Common mistakes and how to fix them
- Adding cold cream directly to hot broth.? Use low heat after adding cream to avoid curdling.
- Cream curdles or separates.? Stir continuously when adding cream.
- Overcooking, leading to dry pieces.? Cook chicken until just done.
- Soup tasting bland or overly salty.? Adjust seasoning before serving.

Creamy Chicken Soup with Herbs
Ingredients
Equipment
Method
- Start by gathering all your ingredients and chopping the onion, garlic, carrots, and celery into small, uniform pieces.

- Warm your large heavy-bottomed pot over medium heat and add the butter. Once melted and bubbling, sauté the chopped onion until it becomes translucent and fragrant, about 5 minutes.

- Add the diced chicken to the pot and cook, stirring occasionally, until lightly browned and cooked through, about 7 minutes. The chicken should be no longer pink inside.

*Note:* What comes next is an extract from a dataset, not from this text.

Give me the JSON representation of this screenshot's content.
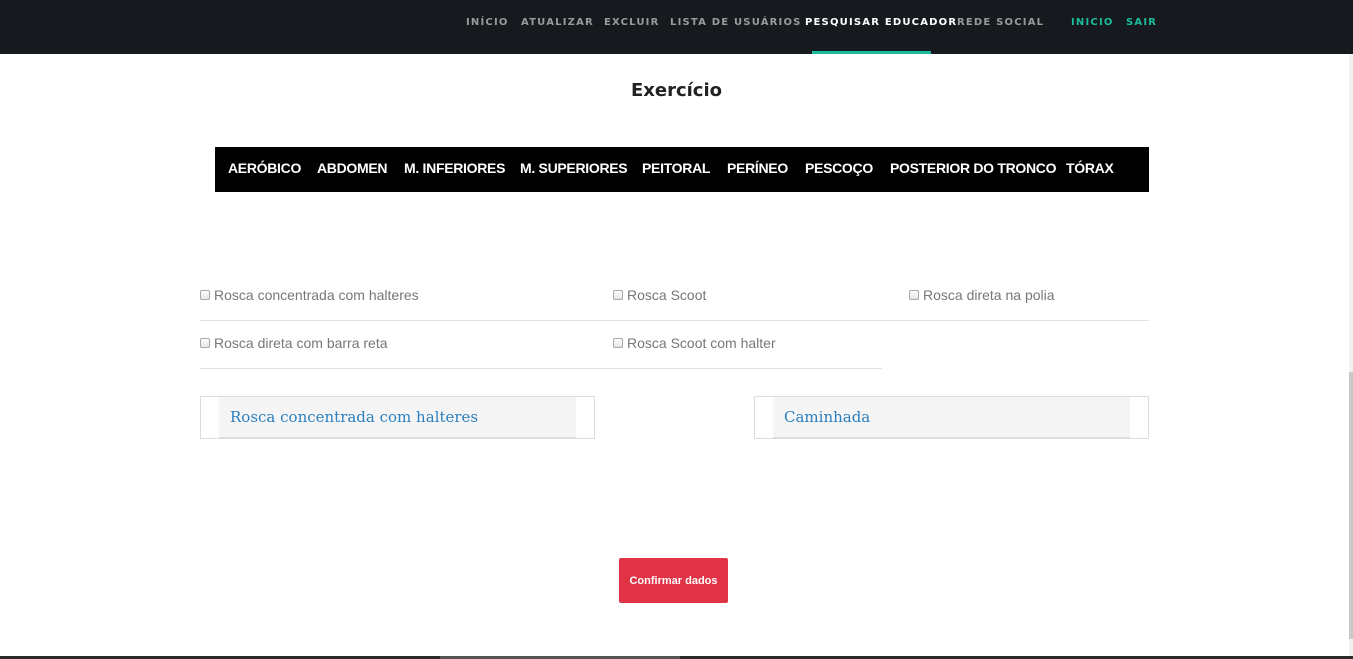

- Stir in the minced garlic and cook for another minute until it releases its aroma, making sure not to burn it.
- Add the diced carrots and celery, stirring to coat them with the aromatic base. Cook for about 5 minutes until they start to soften but still retain some crunch.
- Pour in the chicken broth, stirring to loosen any bits stuck to the bottom. Bring the mixture to a gentle simmer and cook uncovered for about 20 minutes, until the vegetables are tender and the flavors meld.
- Reduce the heat to low and stir in the heavy cream, mixing well until the soup becomes smooth and velvety. Season with salt, pepper, and a pinch of freshly grated nutmeg.
- Let the soup simmer gently for another 5 minutes, adjusting seasoning as needed. For an extra touch, stir in a splash of sherry or white wine just before serving.
- Taste the soup and make final adjustments with salt and pepper to your preference. Ladle into bowls and garnish with freshly chopped parsley or thyme for a bright, herbal finish.
- Serve the soup hot, enjoying its comforting aroma and creamy texture with each spoonful.